Many innocent youths, businessmen, and those of other professions living in the restive North West and South West Regions are now caught in the web of both the military and separatists. Government, through its security forces, has made life very unbearable for many innocent Anglophone civilians, youths including pregnant women. Many have been declared wanted and listed for arrests reasons why they are seeking for safe havens in distant countries, while separatist fighters have blacklisted other as blacklegs for being spies of the government.
A case in point which THE SUN gathered recently is that 29-year-old Fleur Monique Agbor Boudbe. Her situation has been considered as a typical case of witch-hunting and blackmail. Life became unbearable for her amidst the ongoing crisis. She and family are being accused of siding with separatists.
She has been declared wanted and her family is currently having sleepless nights as to her whereabouts since 2024. One of their cousins, Endoh Paul Agbor, an alleged sseparatist, THE SUN learnt, was reportedly living with them in Tiko, thus forcing the military to invade their residence sometimes on October 1, 2019.
Fleur was apprehended alongside her friend and alleged separatist cousin, whose name we got as Endoh Paul Agbor and whisked to an unknown destination.
Reports say Fleur only regained her consciousness while in the hospital after allegedly being raped.
Government immediately tagged their entire family for not only siding with separatists, but equally sponsoring their activities.

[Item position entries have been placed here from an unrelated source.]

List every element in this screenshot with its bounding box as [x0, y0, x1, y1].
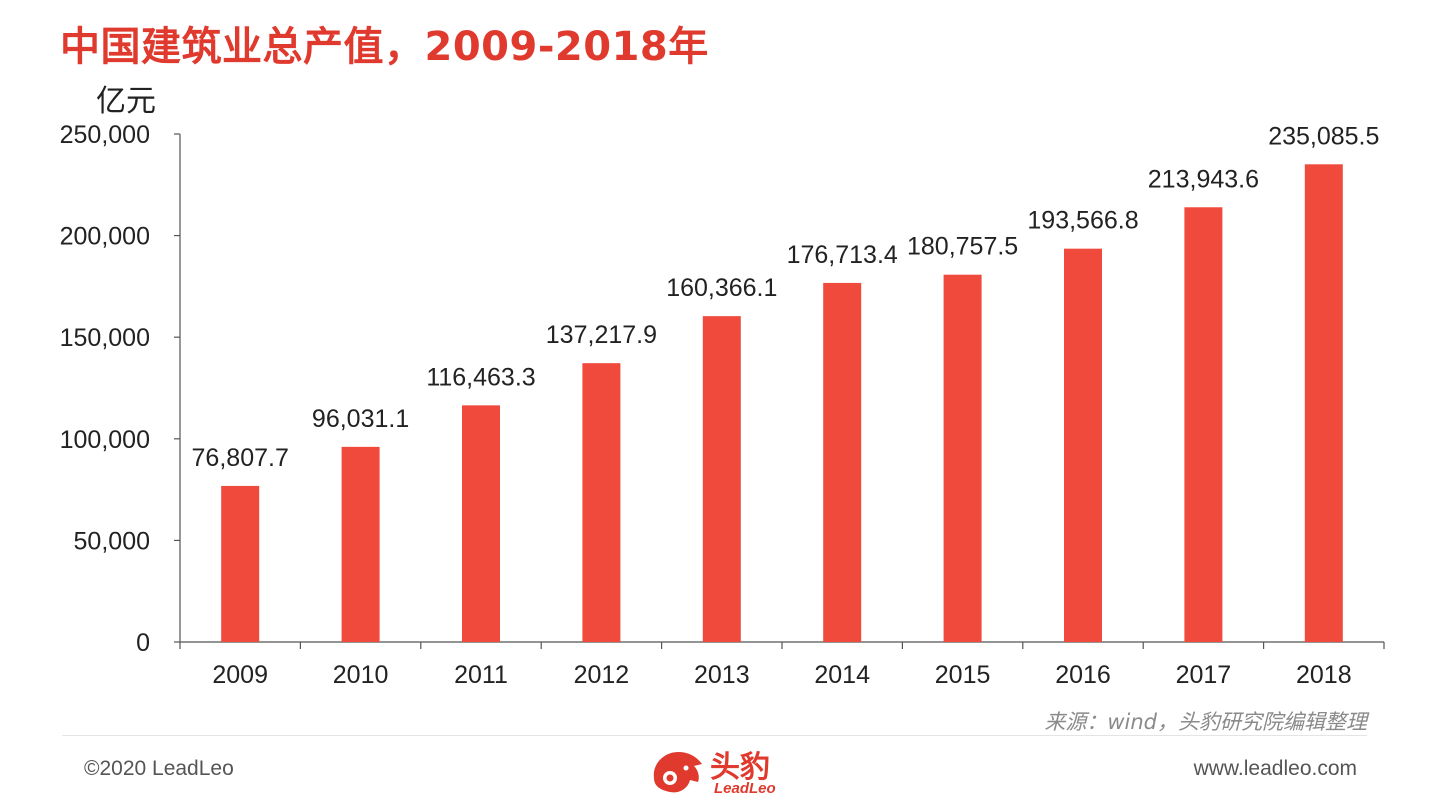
- x-tick-label: 2013: [694, 661, 750, 689]
- x-tick-label: 2012: [574, 661, 630, 689]
- bar-chart: 0 50,000 100,000 150,000 200,000 250,000 76,8…: [60, 121, 1385, 689]
- bar: [1064, 248, 1102, 643]
- data-label: 116,463.3: [426, 363, 535, 391]
- data-label: 160,366.1: [666, 274, 777, 302]
- y-tick-label: 50,000: [74, 527, 150, 555]
- data-label: 213,943.6: [1148, 165, 1259, 193]
- x-tick-label: 2018: [1296, 661, 1352, 689]
- leadleo-logo: 头豹 LeadLeo: [648, 742, 788, 800]
- bar: [1304, 164, 1343, 642]
- y-tick-label: 100,000: [60, 426, 150, 454]
- y-tick-label: 150,000: [60, 324, 150, 352]
- data-label: 96,031.1: [312, 405, 409, 433]
- x-tick-label: 2014: [814, 661, 870, 689]
- page-title: 中国建筑业总产值，2009-2018年: [60, 24, 709, 70]
- leopard-icon: [653, 752, 702, 793]
- x-tick-label: 2017: [1176, 661, 1232, 689]
- bar: [582, 363, 621, 642]
- y-tick-label: 250,000: [60, 121, 150, 149]
- bar: [1184, 207, 1223, 642]
- bar: [823, 282, 862, 642]
- data-label: 235,085.5: [1268, 122, 1379, 150]
- bar: [221, 485, 260, 642]
- source-note: 来源：wind，头豹研究院编辑整理: [1044, 710, 1367, 734]
- y-tick-label: 200,000: [60, 223, 150, 251]
- data-label: 137,217.9: [546, 321, 657, 349]
- x-tick-label: 2015: [935, 661, 991, 689]
- website-link[interactable]: www.leadleo.com: [1193, 757, 1357, 780]
- y-tick-label: 0: [136, 629, 150, 657]
- x-tick-label: 2011: [454, 661, 508, 689]
- logo-chinese-text: 头豹: [710, 750, 770, 785]
- x-tick-label: 2010: [333, 661, 389, 689]
- data-label: 193,566.8: [1027, 207, 1138, 235]
- bar: [943, 274, 982, 642]
- logo-english-text: LeadLeo: [714, 780, 776, 797]
- footer-divider: [62, 735, 1367, 736]
- data-label: 180,757.5: [907, 233, 1018, 261]
- data-label: 76,807.7: [192, 444, 289, 472]
- copyright-text: ©2020 LeadLeo: [84, 757, 234, 780]
- bar: [341, 446, 380, 642]
- bar: [462, 405, 500, 642]
- y-axis-unit: 亿元: [96, 84, 156, 119]
- x-tick-label: 2016: [1055, 661, 1111, 689]
- data-label: 176,713.4: [787, 241, 898, 269]
- x-tick-label: 2009: [212, 661, 268, 689]
- bar: [702, 316, 741, 642]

In September 2022, Fleur received information from a close aide in the Tiko judiciary that an arrest warrant has been issued against her on grounds that her family is housing secessionists and separatists. That is how Fleur became traumatised, coupled with the fact that she had been raped twice, making her a single mother, the disappearance of her separatist cousin and the fact that she is a lesbian having been arrested and detained several times by the security in Tiko, the family had no other option than to cause her escape from Cameroon.
By press time family sources have hinted that despite the fact that their daughter, Fleur Monique Agbor Boudbe’s whereabouts is cloudy, the military keeps making impromptu checks around their neighbourhood to arrest her on grounds that she is siding with the separatists and the fact that she is a lesbian which is criminalised in Cameroon and thus have declared her wanted and have vowed to arrest, detaine and prosecute her any time she is found within national territory.
The government crackdown on alleged Anglophone activists and politicians, more especially youths, have since intensified with arbitrary arrests, detention, and torture and extra-judicial killings becoming the new normal, human rights groups have said.
Government forces have engaged in extrajudicial killings, random looting, shooting, torture, molestation using disproportionate and discriminating force, abusing and arresting protesters, burning more than 200 villages, 500 houses, displacing hundreds of thousands of civilians, attacking hospitals, beating and raping women and girls.
While the Anglophone crisis continues to escalate, international organisations and other western powers have called on the Government to address the root cause of the crisis through dialogue. Also, prominent Anglophone lawyer and human rights activist, Barrister Nkongho Felix Agbor Balla, has called on the Government to dialogue, and to release all Anglophones unlawfully detained and imprisoned.